Guides / Seller Disclosure Laws / Wyoming

Seller Disclosure Laws in Wyoming

No state-mandated form exists. Wyoming has no statutory "Seller's Property Disclosure Statement." Any such form circulating online (e.g., the eForms.com or SRPDS templates titled "Wyoming Seller's Property Disclosure Statement") is a privately-drafted, optional industry template — not a government-issued or legally required document. The Wyoming Real Estate Commission does not promulgate a mandatory disclosure form for residential resale transactions.There is no dedicated Wyoming seller property disclosure statute. Wyoming has never enacted a "Property Condition Disclosure Act" — a 2001 bill by that exact name (SF0158, sponsored by Sen. C. Miller) would have created mandatory seller disclosure obligations with a private right of action, but it did not become law, and no successor bill has passed in the 25 years since. The only real statutory hook that touches disclosure is Wyo. Stat. § 33-28-303 (Title 33, Ch. 28, Real Estate Brokers and Salespersons), which requires a seller's real estate licensee/agent to "disclose to any prospective buyer all adverse material facts actually known by the licensee" (including material facts about title, physical condition, defects, and legally-required environmental hazard disclosures) — but this duty falls on the licensed agent, not on the seller personally, and it does not create a mandatory disclosure form or checklist. Beyond that, ordinary common-law fraud/misrepresentation principles apply to sellers.

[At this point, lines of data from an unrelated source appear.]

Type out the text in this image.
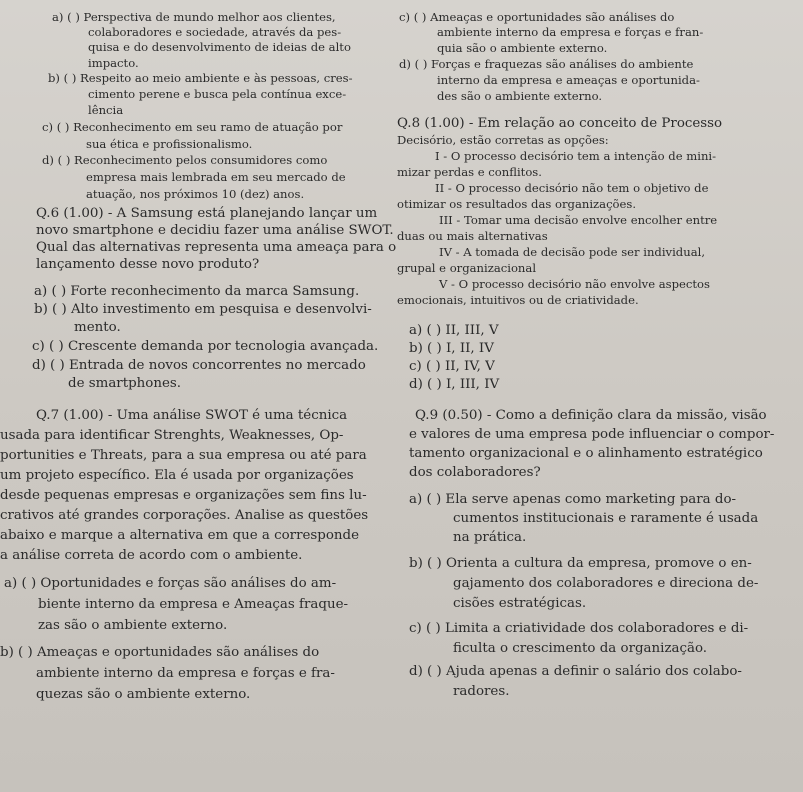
a) ( ) Perspectiva de mundo melhor aos clientes,
colaboradores e sociedade, através da pes-
quisa e do desenvolvimento de ideias de alto
impacto.
b) ( ) Respeito ao meio ambiente e às pessoas, cres-
cimento perene e busca pela contínua exce-
lência
c) ( ) Reconhecimento em seu ramo de atuação por
sua ética e profissionalismo.
d) ( ) Reconhecimento pelos consumidores como
empresa mais lembrada em seu mercado de
atuação, nos próximos 10 (dez) anos.
Q.6 (1.00) - A Samsung está planejando lançar um
novo smartphone e decidiu fazer uma análise SWOT.
Qual das alternativas representa uma ameaça para o
lançamento desse novo produto?
a) ( ) Forte reconhecimento da marca Samsung.
b) ( ) Alto investimento em pesquisa e desenvolvi-
mento.
c) ( ) Crescente demanda por tecnologia avançada.
d) ( ) Entrada de novos concorrentes no mercado
de smartphones.
Q.7 (1.00) - Uma análise SWOT é uma técnica
usada para identificar Strenghts, Weaknesses, Op-
portunities e Threats, para a sua empresa ou até para
um projeto específico. Ela é usada por organizações
desde pequenas empresas e organizações sem fins lu-
crativos até grandes corporações. Analise as questões
abaixo e marque a alternativa em que a corresponde
a análise correta de acordo com o ambiente.
a) ( ) Oportunidades e forças são análises do am-
biente interno da empresa e Ameaças fraque-
zas são o ambiente externo.
b) ( ) Ameaças e oportunidades são análises do
ambiente interno da empresa e forças e fra-
quezas são o ambiente externo.
c) ( ) Ameaças e oportunidades são análises do
ambiente interno da empresa e forças e fran-
quia são o ambiente externo.
d) ( ) Forças e fraquezas são análises do ambiente
interno da empresa e ameaças e oportunida-
des são o ambiente externo.
Q.8 (1.00) - Em relação ao conceito de Processo
Decisório, estão corretas as opções:
I - O processo decisório tem a intenção de mini-
mizar perdas e conflitos.
II - O processo decisório não tem o objetivo de
otimizar os resultados das organizações.
III - Tomar uma decisão envolve encolher entre
duas ou mais alternativas
IV - A tomada de decisão pode ser individual,
grupal e organizacional
V - O processo decisório não envolve aspectos
emocionais, intuitivos ou de criatividade.
a) ( ) II, III, V
b) ( ) I, II, IV
c) ( ) II, IV, V
d) ( ) I, III, IV
Q.9 (0.50) - Como a definição clara da missão, visão
e valores de uma empresa pode influenciar o compor-
tamento organizacional e o alinhamento estratégico
dos colaboradores?
a) ( ) Ela serve apenas como marketing para do-
cumentos institucionais e raramente é usada
na prática.
b) ( ) Orienta a cultura da empresa, promove o en-
gajamento dos colaboradores e direciona de-
cisões estratégicas.
c) ( ) Limita a criatividade dos colaboradores e di-
ficulta o crescimento da organização.
d) ( ) Ajuda apenas a definir o salário dos colabo-
radores.
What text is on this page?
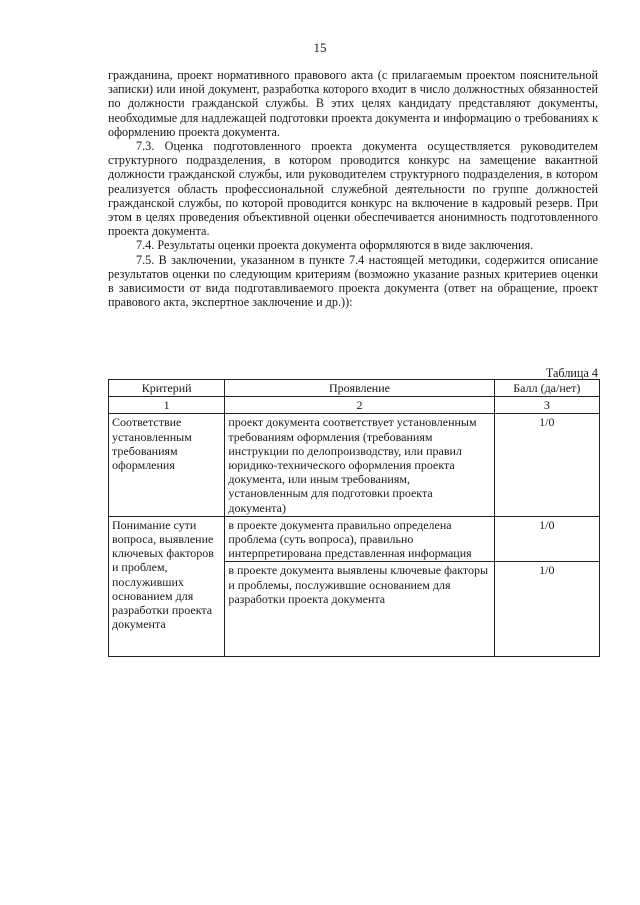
15

гражданина, проект нормативного правового акта (с прилагаемым проектом пояснительной записки) или иной документ, разработка которого входит в число должностных обязанностей по должности гражданской службы. В этих целях кандидату представляют документы, необходимые для надлежащей подготовки проекта документа и информацию о требованиях к оформлению проекта документа.

7.3. Оценка подготовленного проекта документа осуществляется руководителем структурного подразделения, в котором проводится конкурс на замещение вакантной должности гражданской службы, или руководителем структурного подразделения, в котором реализуется область профессиональной служебной деятельности по группе должностей гражданской службы, по которой проводится конкурс на включение в кадровый резерв. При этом в целях проведения объективной оценки обеспечивается анонимность подготовленного проекта документа.

7.4. Результаты оценки проекта документа оформляются в виде заключения.

7.5. В заключении, указанном в пункте 7.4 настоящей методики, содержится описание результатов оценки по следующим критериям (возможно указание разных критериев оценки в зависимости от вида подготавливаемого проекта документа (ответ на обращение, проект правового акта, экспертное заключение и др.)):

Таблица 4
Критерий	Проявление	Балл (да/нет)
1	2	3
Соответствие установленным требованиям оформления	проект документа соответствует установленным требованиям оформления (требованиям инструкции по делопроизводству, или правил юридико-технического оформления проекта документа, или иным требованиям, установленным для подготовки проекта документа)	1/0
Понимание сути вопроса, выявление ключевых факторов и проблем, послуживших основанием для разработки проекта документа	в проекте документа правильно определена проблема (суть вопроса), правильно интерпретирована представленная информация	1/0
	в проекте документа выявлены ключевые факторы и проблемы, послужившие основанием для разработки проекта документа	1/0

Wyoming is genuinely a "caveat emptor" (buyer beware) state, and this is accurate, not an exaggeration. Confirmed via the Wyoming Legislature's own bill history (wyoleg.gov) plus multiple independent legal/real-estate sources (Nolo, Houzeo, ListWithClever, Sagebrush Law Firm, SRPDS): Wyoming has NO statute requiring sellers to complete or deliver a property condition disclosure form. Sellers are not obligated by state law to proactively disclose defects such as roof leaks, foundation issues, past flooding, septic/well problems, or even meth-lab contamination — Wyoming is explicitly named as one of the states that does not require meth-contamination disclosure. That said, "buyer beware" is not "seller can lie": (1) Sellers may not commit affirmative fraud or actively misrepresent a fact — if a buyer directly asks about a specific condition, the seller must answer truthfully or risk liability for fraudulent misrepresentation/concealment under common law; (2) Wyo. Stat. § 33-28-303 obligates the seller's licensed real estate agent (not the seller) to disclose "adverse material facts actually known" to the agent, and a violation can lead to Wyoming Real Estate Commission discipline (license suspension/revocation) against the agent; (3) federal law still applies regardless of state law — the Residential Lead-Based Paint Hazard Reduction Act of 1992 requires disclosure of known lead-based paint/hazards and delivery of the EPA "Protect Your Family From Lead In Your Home" pamphlet for any home built before 1978, plus a standard federal disclosure/acknowledgment form and a 10-day inspection opportunity for buyers. Because there is no state-mandated form, many Wyoming sellers and their agents voluntarily use a generic, privately-published "Seller's Property Disclosure Statement" template (e.g., from eForms.com) purely as a liability-protection tool — completing it is optional and it has no independent legal force beyond memorializing what the seller chose to represent.

Key Disclosures

Exemptions

Recent Changes

No recent legislative change has altered Wyoming's disclosure landscape as of July 2026. A search of the Wyoming Legislature's current 2026 Budget Session bills found no active property-disclosure legislation; a bill with a similar-looking number (SF0110, 2026) is unrelated — it concerns residential property tax assessment rates, not disclosure. The last serious legislative attempt to impose mandatory seller disclosure, SF0158 ("Property Condition Disclosure Act"), dates to 2001 and did not pass. No successor bill has been introduced or enacted since. Prospective clients or agents should be told plainly: Wyoming's caveat emptor framework is longstanding and has not changed recently — anyone claiming Wyoming now has a "state-mandated seller disclosure form" as of 2026 is incorrect.

Facts on this page reflect research current as of 2026-07-05. Programs, rates, and laws change — confirm current figures with the relevant state agency before relying on them.